A decision has not been yet made as whether AZTDM3 will use the midpoint of the travel time for a trip or a trips-in-motion method for defining the trip's period (AZTDM2 uses trips in motion). The panel acknowledged that this is an important issue and commented that using midpoint may not be as useful given the long duration expected in statewide model trips. The panel further commented that a trips-in-motion method seems to make sense if dynamic traffic assignment is being considered. The panel wondered if trips could be parsed so that they appear in multiple time periods.
The panel also commented on the proposed peak spreading model in AZTDM3. The peak spreading model is expected to be a multinomial logit model that breaks up the peak periods into 30 minute intervals. The model would use a variety of household, person and trip variables that are specific to each period. The panel questioned if local data existed to measure the shift due to congestion and commented that ADOT may need to look for outside data sources to support this model. The panel also commented that ADOT consider employing a measure of congestion, such as congested travel time, as an explanatory variable. There was some discussion regarding the use of speed versus time as the explanatory variable. Though there was no consensus reached, the panel did recommend using time as the measure.
Mode Choice Model
AZTDM3 will use mode choice logsums in distribution. There was much discussion on whether mode choice should come before or after distribution and how that might be implemented. The question was asked if the mode choice model was applied at the daily level or if it was planned to split the trip tables into periods before mode choice.

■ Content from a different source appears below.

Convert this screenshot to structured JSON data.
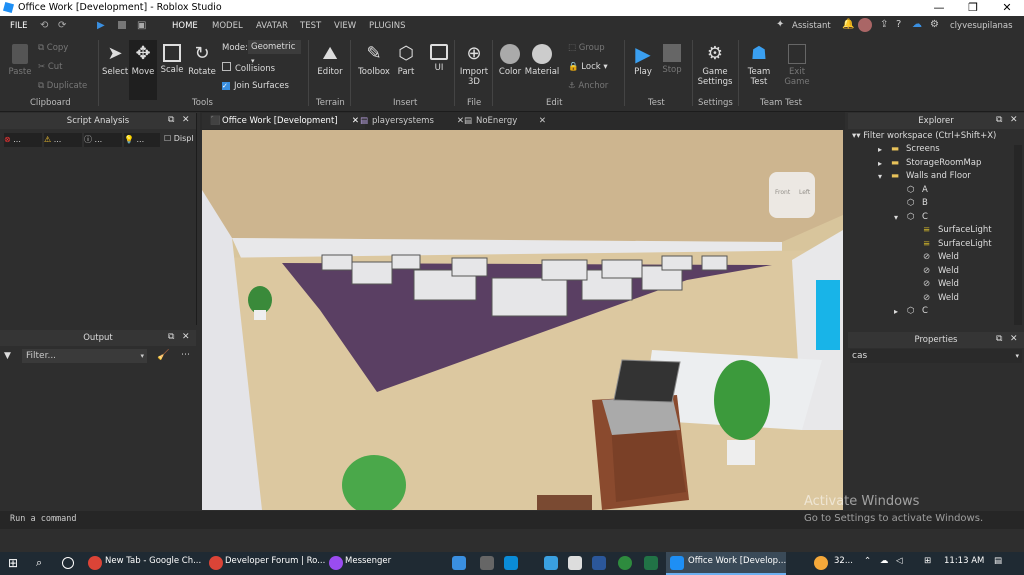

The panel offered several suggestions as to the implementation order of the time of day, mode choice and distribution models. The panel commented that applying time of day factors before distribution or mode choice would be needed as skims are performed by period. The panel also suggested that time of day factoring could be split into two parts, one up front in the model for micro-level assessments and the second at the back end similar to the adjustments made in dynamic traffic assignment or activity based models. Alternatively, the panel suggested beginning the modeling process with preloaded congested networks to reduce the number of iterations.

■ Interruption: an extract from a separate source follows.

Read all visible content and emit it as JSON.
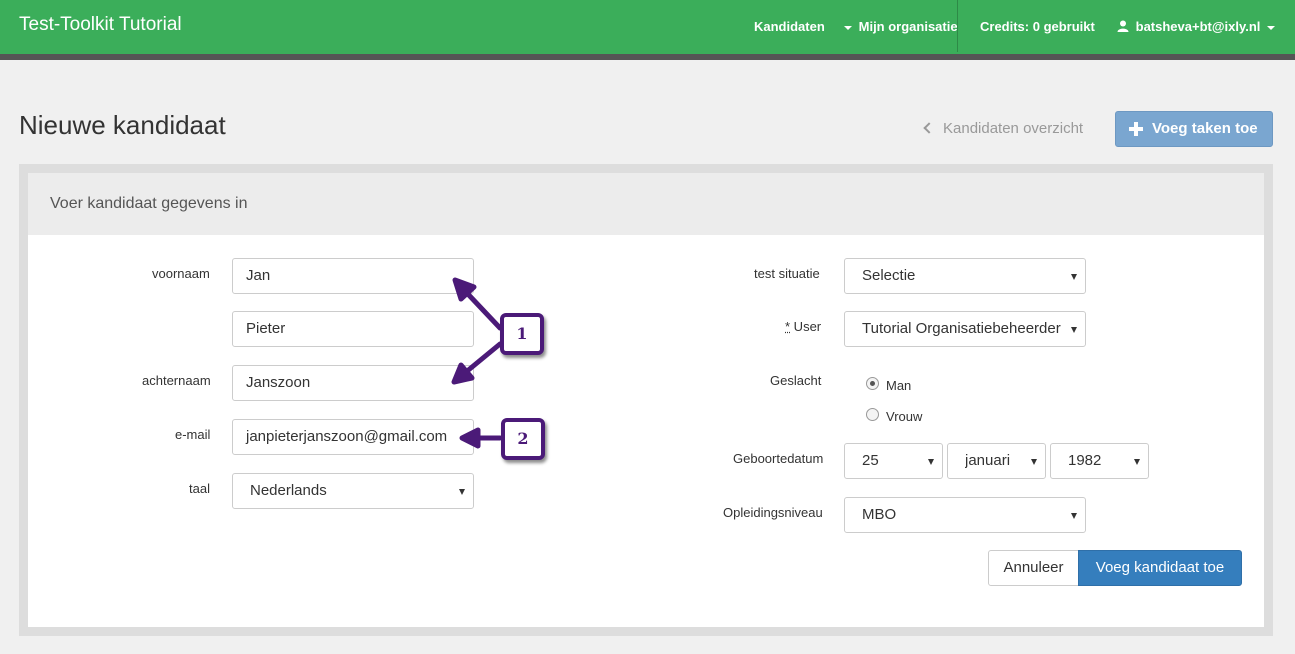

The panel was in favor of having mode choice come after distribution; however, acknowledged that the decision would ultimately depend on what the estimation results say about the chosen hierarchy. Decisions more sensitive to travel conditions should be later on in lower nests of the model. Mode is often more sensitive than destination, but not always. Poor estimation results can indicate an incorrect ordering of model steps. Estimation results may also vary by socio-economic category.
Socioeconomic Forecasts
The panel commented that the review did not include much discussion of the socioeconomic forecasts being used by the statewide model. The panel suggested the need to pay attention to the socioeconomic forecasts to ensure a certain comfort level as it pertained to reasonableness of the data and the process by which the forecasts were derived.
Source Data
ADOT plans to use the recent release of the American Community Survey (ACS) in AZTDM3 model development. The panel commented that the 3 year data may have missing data due to sample size suppression and recommended using both the 3 year and 5 year ACS data sources.